Preserve Lakeside Cemetery as a resource

To the Editor:

Recently, I had need to be considering the “final resting places” of a number of my relatives, beginning with my paternal great-grandparents, John F. and Rebecca L. Palmer, who homesteaded in Pleasant Prairie in 1882, later living, and dying, in Fairmont; but also the final resting places for my paternal grandparents, my parents, four uncles and aunts, other more distant relatives, and my sister, buried since 2003, all in Lakeside Cemetery. And not incidentally, my expected “final resting place,” in due course.

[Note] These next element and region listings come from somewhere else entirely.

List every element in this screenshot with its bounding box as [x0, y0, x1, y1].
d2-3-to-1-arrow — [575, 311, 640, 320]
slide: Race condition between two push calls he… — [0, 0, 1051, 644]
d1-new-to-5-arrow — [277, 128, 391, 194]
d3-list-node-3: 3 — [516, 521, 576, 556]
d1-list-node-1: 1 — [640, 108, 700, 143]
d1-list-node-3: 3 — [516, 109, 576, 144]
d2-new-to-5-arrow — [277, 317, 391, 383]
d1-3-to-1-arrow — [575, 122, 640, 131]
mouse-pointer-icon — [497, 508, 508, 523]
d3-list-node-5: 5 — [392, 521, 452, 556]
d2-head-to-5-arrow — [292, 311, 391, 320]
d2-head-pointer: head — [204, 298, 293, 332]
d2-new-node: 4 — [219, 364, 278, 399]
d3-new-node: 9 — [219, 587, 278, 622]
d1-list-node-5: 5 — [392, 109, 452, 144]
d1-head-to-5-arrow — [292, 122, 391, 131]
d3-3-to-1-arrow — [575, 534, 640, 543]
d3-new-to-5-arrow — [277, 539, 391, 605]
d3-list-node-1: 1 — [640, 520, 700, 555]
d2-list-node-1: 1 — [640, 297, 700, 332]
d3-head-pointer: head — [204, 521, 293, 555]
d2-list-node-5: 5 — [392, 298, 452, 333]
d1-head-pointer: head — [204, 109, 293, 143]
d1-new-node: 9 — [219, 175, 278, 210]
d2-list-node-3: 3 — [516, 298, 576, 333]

Googling “Lakeside Cemetery,” I first noted a Sentinel article from November 2023 about the financial crisis the cemetery is in. I assume that the “situation” is well-known to county residents, most emphatically to the many county and regional residents who have relatives buried there, maybe expecting to join them there “in due course.” These are the obvious stakeholders, whose stakes are familial….and moral, spiritual, aesthetic if you will. There are some other stakeholders who perhaps don’t yet know that they may need a nice-looking and functional municipal cemetery as one of the customary amenities to be expected in a nice, substantial, economically-viable city that maybe they have just moved to.

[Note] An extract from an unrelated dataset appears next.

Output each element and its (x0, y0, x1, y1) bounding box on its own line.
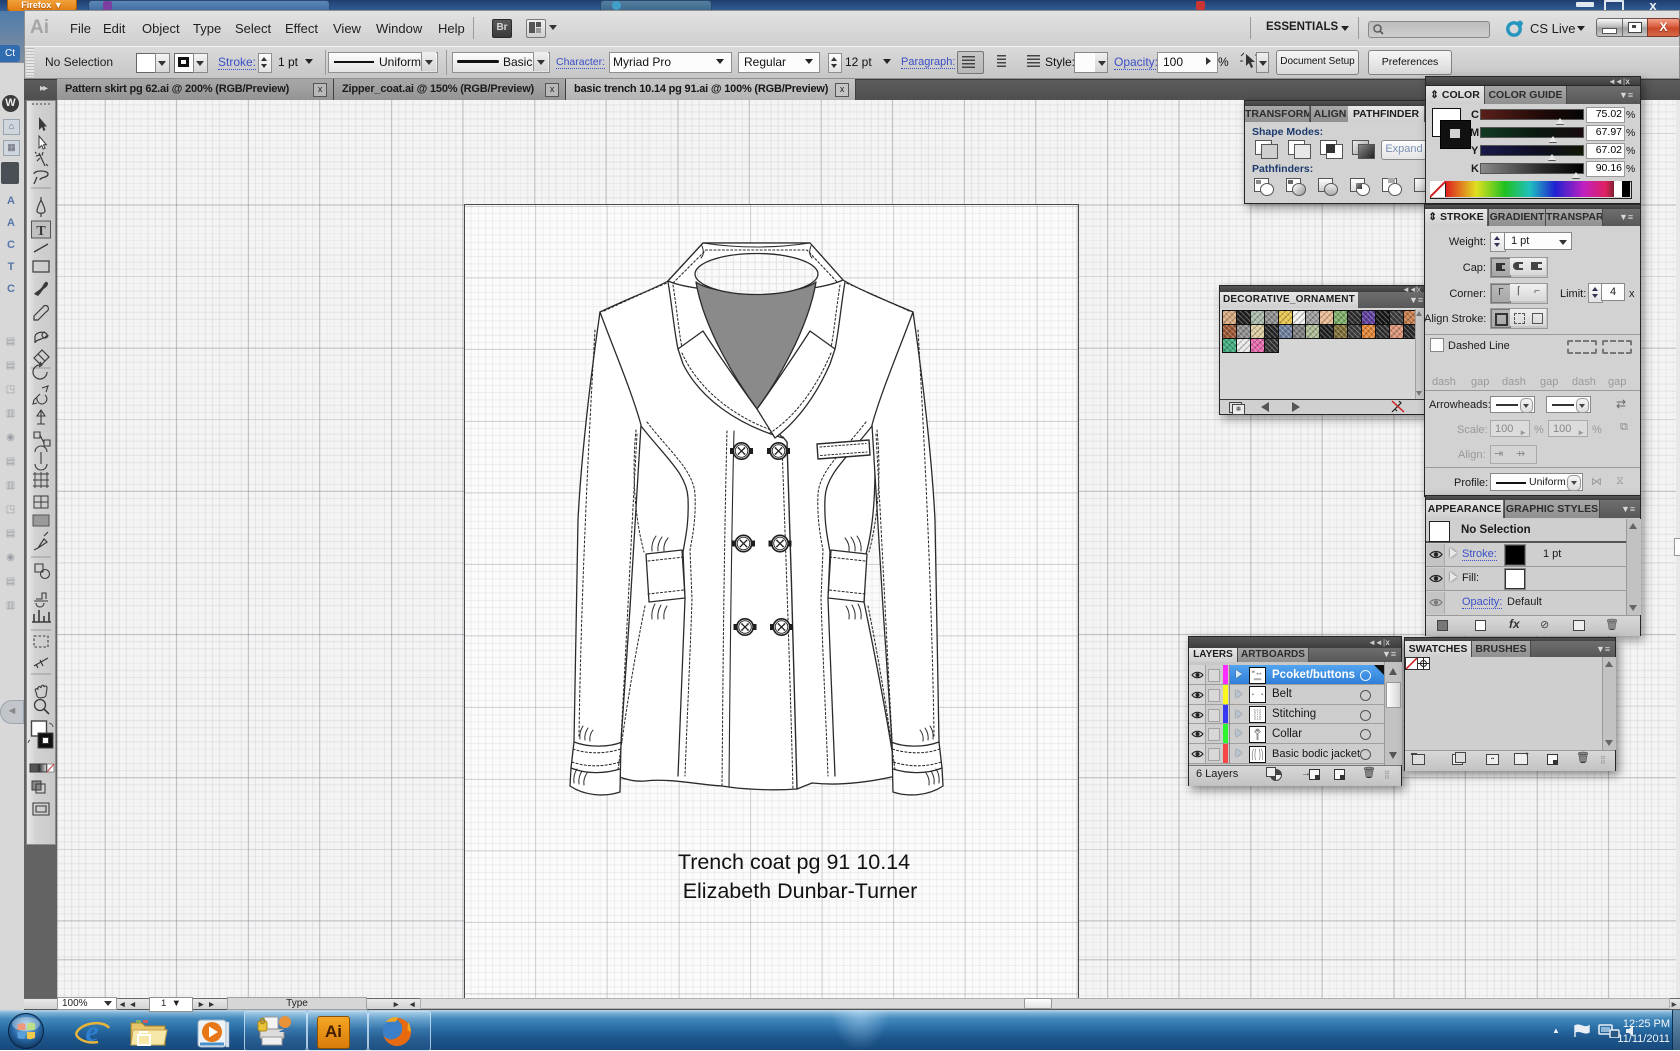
svg-text:T: T (36, 224, 46, 239)
svg-text:Trench coat pg 91 10.14: Trench coat pg 91 10.14 (678, 850, 910, 874)
svg-text:Elizabeth Dunbar-Turner: Elizabeth Dunbar-Turner (683, 879, 918, 903)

But there are stakeholders who have no such connections to Lakeside Cemetery. They are the people of the City of Fairmont and of Martin County who have a big (50+ acres) landscaped “park-like” entity sitting across George Lake from their near-downtown that would be “an eyesore upon an eyesore” if the place were allowed to become poorly-maintained, dysfunctional, or “abandoned,” just across the lake. (Not quite as bad as it might be across Sisseton from the Courthouse, but bad enough).

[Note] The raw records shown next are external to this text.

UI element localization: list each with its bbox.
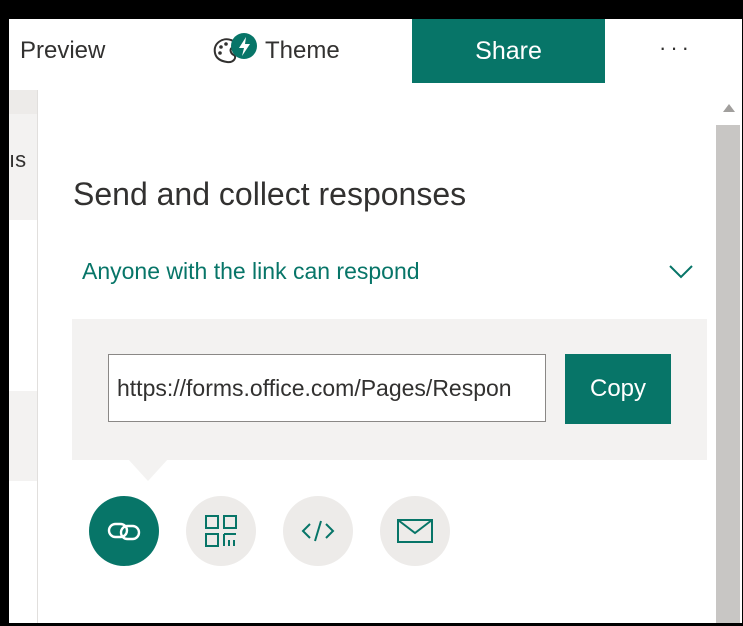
scroll-up-icon[interactable] — [723, 104, 735, 112]
more-icon: ··· — [659, 35, 693, 60]
chevron-down-icon — [669, 265, 693, 279]
selected-option-pointer — [128, 459, 168, 481]
share-label: Share — [475, 36, 542, 65]
copy-label: Copy — [589, 375, 647, 402]
email-icon — [397, 519, 433, 543]
link-url-field[interactable] — [108, 354, 546, 422]
preview-button[interactable]: Preview — [20, 19, 105, 83]
share-link-option[interactable] — [89, 496, 159, 566]
embed-code-icon — [301, 520, 335, 542]
panel-title: Send and collect responses — [73, 176, 467, 212]
share-panel: Send and collect responses Anyone with t… — [38, 90, 714, 623]
theme-button[interactable]: Theme — [209, 19, 340, 83]
palette-icon — [213, 33, 257, 64]
vertical-scrollbar[interactable] — [714, 90, 742, 623]
share-tab[interactable]: Share — [412, 19, 605, 83]
link-box: Copy — [72, 319, 707, 460]
permission-label: Anyone with the link can respond — [82, 257, 420, 284]
forms-window: Preview Theme Share ··· ıs Send and coll… — [9, 19, 742, 623]
link-icon — [107, 522, 141, 541]
left-background-card-2 — [9, 391, 38, 481]
more-options-button[interactable]: ··· — [659, 35, 693, 61]
copy-button[interactable]: Copy — [565, 354, 671, 424]
left-background-band — [9, 90, 37, 114]
scroll-thumb[interactable] — [716, 125, 740, 623]
top-toolbar: Preview Theme Share ··· — [9, 19, 742, 90]
qr-code-option[interactable] — [186, 496, 256, 566]
embed-option[interactable] — [283, 496, 353, 566]
theme-label: Theme — [265, 37, 340, 64]
permission-dropdown[interactable]: Anyone with the link can respond — [73, 248, 701, 294]
preview-label: Preview — [20, 37, 106, 64]
email-option[interactable] — [380, 496, 450, 566]
qr-code-icon — [205, 515, 237, 547]
left-partial-text: ıs — [9, 147, 27, 172]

Researching further, I was glad to find in the Sentinel for mid-April (and then in the Minutes of the Martin County Commissioners for April 2, 2024) that the Commissioners had voted, “as a one-time thing” a grant of $50,400 with the hope expressed by at least one member that this would resolve the “situation” and maybe it would now “go away.” No such luck, methinks. Cemeteries all over the country are in trouble, partly because casket burial and services are less income-generating than cremation and disposition into urns and maybe columbaria. And expenses going up, and religious affiliation getting more complicated, and rural areas gradually emptying of lots of people. And as I say, functioning cemeteries with burial plots selling, burials available, professional staff to do that and keep the place mowed, cleaned up, and attractive, is an amenity for a proper economic entity that has ambitions to remain energized. I think I detected a grudging minimal effort in April from the Commissioners, and I think all of you, and your stakeholder and non-stakeholder constituents, will need to rethink the situation with serious long term commitment.

I have also been looking this month at the fate of a small cemetery in the Upper Peninsula of Michigan where my mother’s family is from and some relatives may be buried. This is the Schoolcraft Cemetery, and as it happens I commend to you Commissioners the link to the short 7-1/2 minute video of what an “Abandoned Cemetery” looks like to wander through <https://www.youtube.com/watch?v=If5_y6oqavQ>. I commend it to the readers of the Sentinel and the residents and commuters across George Lake of what could happen if Lakeside Cemetery Association should stop operating, and the place were allowed to be inadequately maintained.

One way or another, probably with a multi-pronged effort of donors with a “stake”, active volunteers to operate the Association and manage its books, and adequately-paid employees and contractors…..and municipal and county financial support, Lakeside needs to be properly preserved with adequate and ongoing real money and commitment. Even if a non-resident of Martin County, I am an “interested party” and I hope you will not dismiss my stakeholder interest because I do not live and vote there.